Why did Chicago Fire hire Clint Mathis, US soccer's original wild card? "Clint sees it a little differently"

Clint Mathis, Chicago Fire staff

Photo Credit: 
Courtesy of the Chicago Fire

It started, as so many Clint Mathis stories do, with a wisecrack.

New Chicago Fire director of soccer operations Frank Yallop was scouring his contacts last November, looking for a final coach to fill out his staff, when one of his hires already in place, technical director Brian Bliss, came across a candidate who was not on the radar.

“[Bliss] was saying that Frank was looking for an attacking-minded guy, and he hadn't really found the fit that he needed,” Mathis told reporters on a conference call this week. “I made a joke, being the jokester that I am and said, 'Well he hasn't talked to me. He hasn't said one word to me.'

"At the time, people didn't know that I was into coaching. Only a few people knew … He said, 'Hey, would you be interested in talking to Frank to see if it would be a good fit?'”

Talks progressed from there, and Mathis was announced as the final piece of Yallop's staff on the last day of January, shortly after the Fire's preseason began.

In a way, Mathis — who spent the last year coaching in the youth ranks as a camps and clinic supervisor for the LA Galaxy — is a perfect fit for the already experienced Fire staff because Yallop, Bliss and fellow assistant C.J. Brown were defenders during their playing days. For a team filled with young attacking players, Mathis's offensive acumen is an asset.

“I feel like we have all parts of the field covered with our staff,” midfielder Jeff Larentowicz said. “C.J. in the back and Clint with the forwards. We're at a good point now where we have an idea of what their goods are and what they want, and it's been good getting to know them.”

In his staff, which also includes returning goalkeeping coach Aron Hyde, Yallop has compiled a group with immense MLS experience. Yallop, Bliss, Brown and Mathis all played during the league's early years, with the former two playing in the inaugural season in 1996 and the latter two joining in 1998.

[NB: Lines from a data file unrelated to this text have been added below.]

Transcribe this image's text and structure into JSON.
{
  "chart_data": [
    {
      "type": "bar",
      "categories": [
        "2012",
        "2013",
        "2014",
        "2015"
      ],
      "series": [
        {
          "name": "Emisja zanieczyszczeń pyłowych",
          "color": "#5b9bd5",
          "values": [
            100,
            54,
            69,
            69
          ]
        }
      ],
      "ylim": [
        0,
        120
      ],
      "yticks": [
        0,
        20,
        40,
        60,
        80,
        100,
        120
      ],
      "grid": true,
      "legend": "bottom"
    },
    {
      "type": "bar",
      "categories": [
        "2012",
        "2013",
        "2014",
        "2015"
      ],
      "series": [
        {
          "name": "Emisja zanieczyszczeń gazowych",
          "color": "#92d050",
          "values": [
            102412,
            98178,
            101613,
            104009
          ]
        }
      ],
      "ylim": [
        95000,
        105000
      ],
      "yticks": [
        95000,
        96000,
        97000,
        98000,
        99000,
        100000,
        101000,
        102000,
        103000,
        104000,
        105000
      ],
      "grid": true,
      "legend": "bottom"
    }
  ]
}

As far as coaching goes, Mathis is the neophyte of the group. Yallop is in his 14th year of coaching and is a two-time MLS Coach of the Year winner, Bliss has been both an assistant coach and technical director in MLS, Brown spent two years coaching under Jason Kreis at Real Salt Lake and Hyde will be in his fifth year with the Fire. But Mathis, a World Cup veteran (pictured at right) legendary for marching to the beat of his own drummer, adds his own expertise and personality to the group.

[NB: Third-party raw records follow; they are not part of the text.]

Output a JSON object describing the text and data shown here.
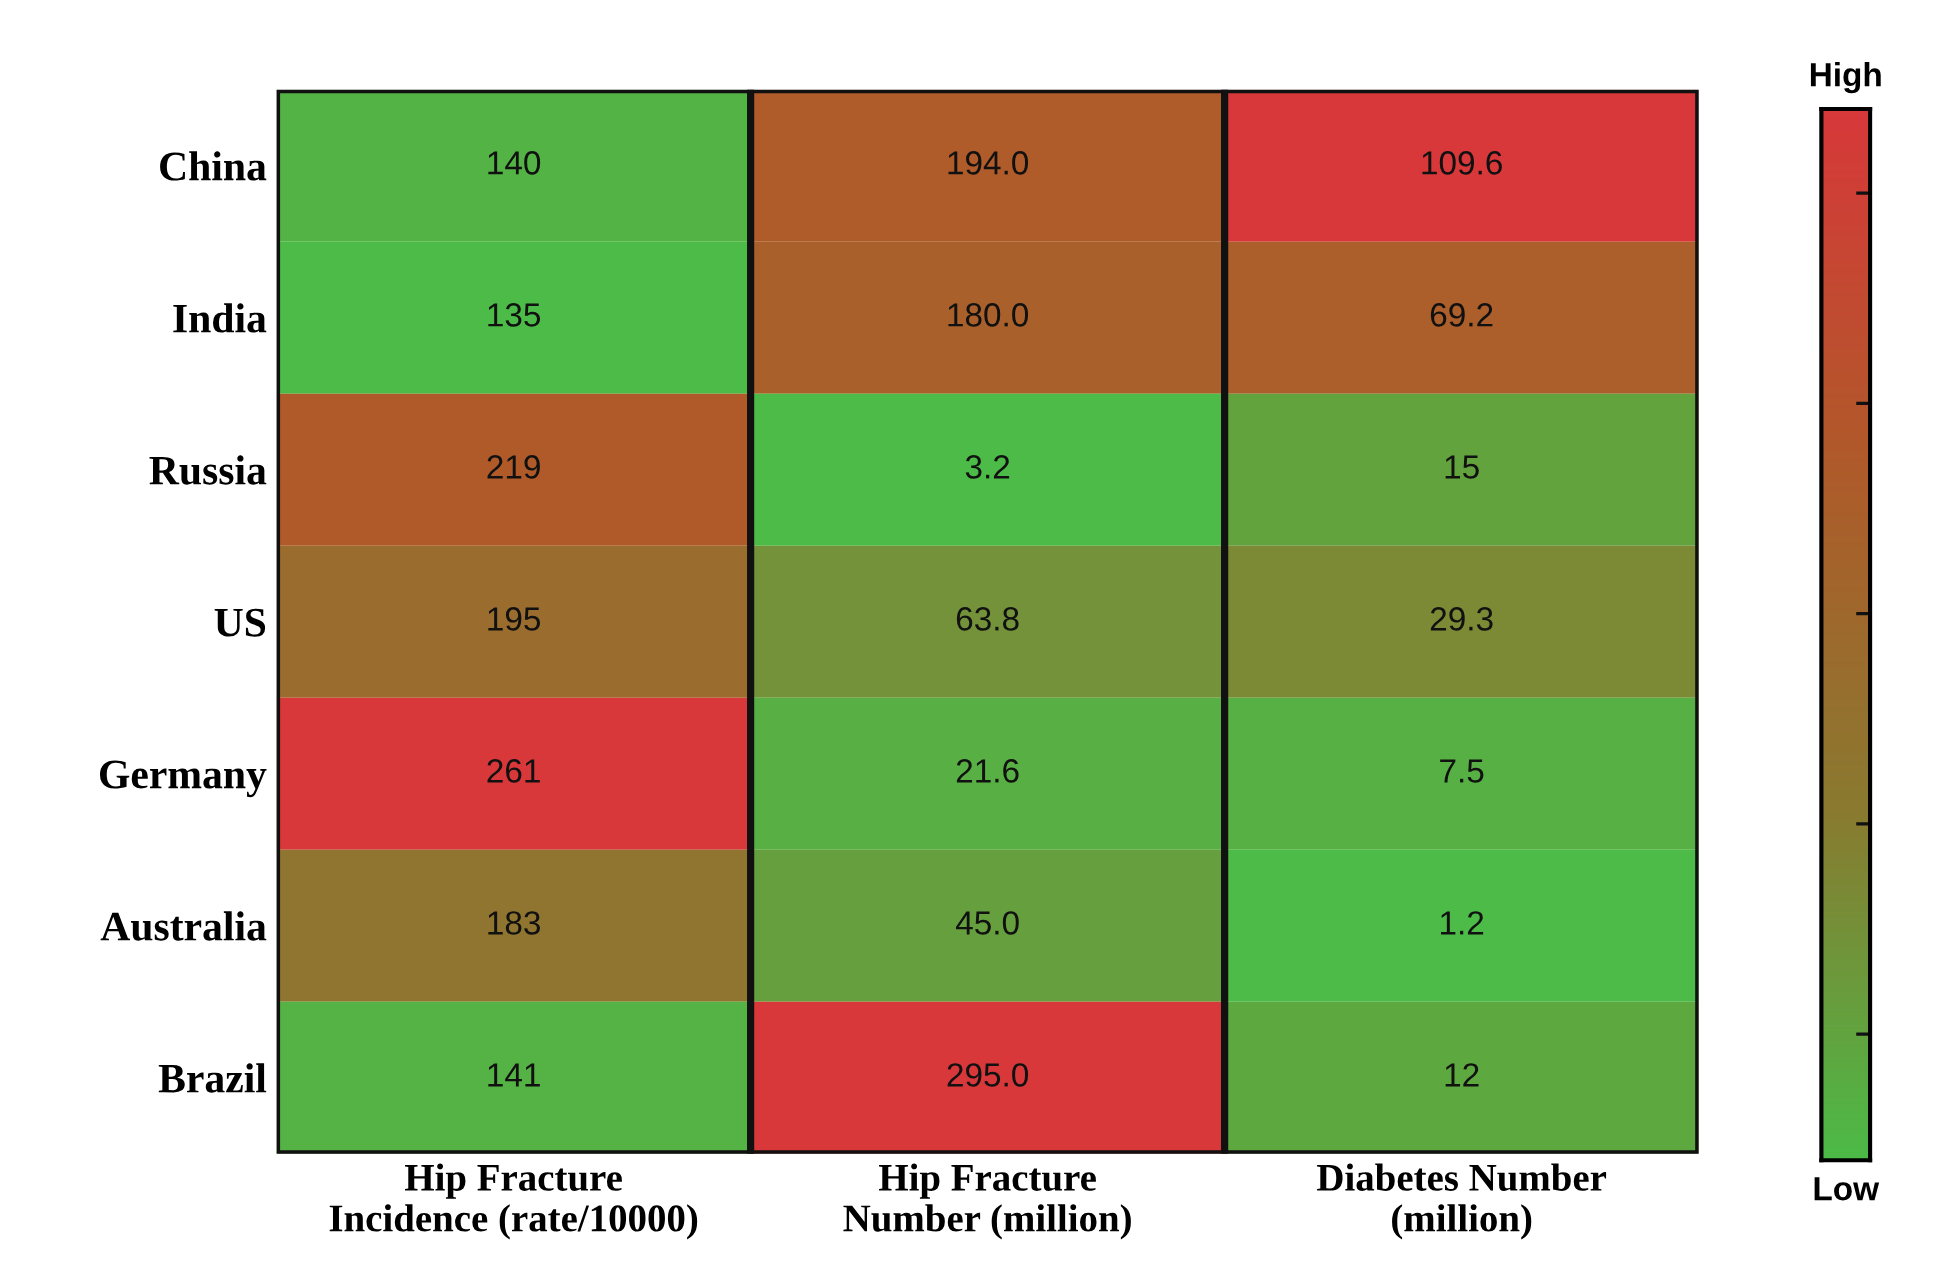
{
  "chart_data": {
    "type": "heatmap",
    "categories": [
      "Hip Fracture\nIncidence (rate/10000)",
      "Hip Fracture\nNumber (million)",
      "Diabetes Number\n(million)"
    ],
    "y_categories": [
      "China",
      "India",
      "Russia",
      "US",
      "Germany",
      "Australia",
      "Brazil"
    ],
    "cells": [
      [
        140,
        194.0,
        109.6
      ],
      [
        135,
        180.0,
        69.2
      ],
      [
        219,
        3.2,
        15
      ],
      [
        195,
        63.8,
        29.3
      ],
      [
        261,
        21.6,
        7.5
      ],
      [
        183,
        45.0,
        1.2
      ],
      [
        141,
        295.0,
        12
      ]
    ],
    "cell_labels": [
      [
        "140",
        "194.0",
        "109.6"
      ],
      [
        "135",
        "180.0",
        "69.2"
      ],
      [
        "219",
        "3.2",
        "15"
      ],
      [
        "195",
        "63.8",
        "29.3"
      ],
      [
        "261",
        "21.6",
        "7.5"
      ],
      [
        "183",
        "45.0",
        "1.2"
      ],
      [
        "141",
        "295.0",
        "12"
      ]
    ],
    "annotations": [
      "High",
      "Low"
    ]
  }
}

“Clint sees it a little differently, and he acts a little differently,” Yallop said. “He has a loose personality, and that's great. It's working well; we work well together. We're jelling very nicely as a group.”

On the personality side, Mathis and fellow coaches agree he's similar to the player who scored 61 goals in 201 games – highly intense on the field, but light-hearted off of it.

“I was one of those guys that tried to be the difference-maker,” Mathis said. “I'm an intense guy when it comes down to it. I'm serious, but I like to think I'm a joking guy.

"I'm an assistant coach, but I can still relate to the players. I haven't been out of the game that long, I understand what it's like to be in a situation on the good side, on the bad side, and I understand what it takes to get through that situation.”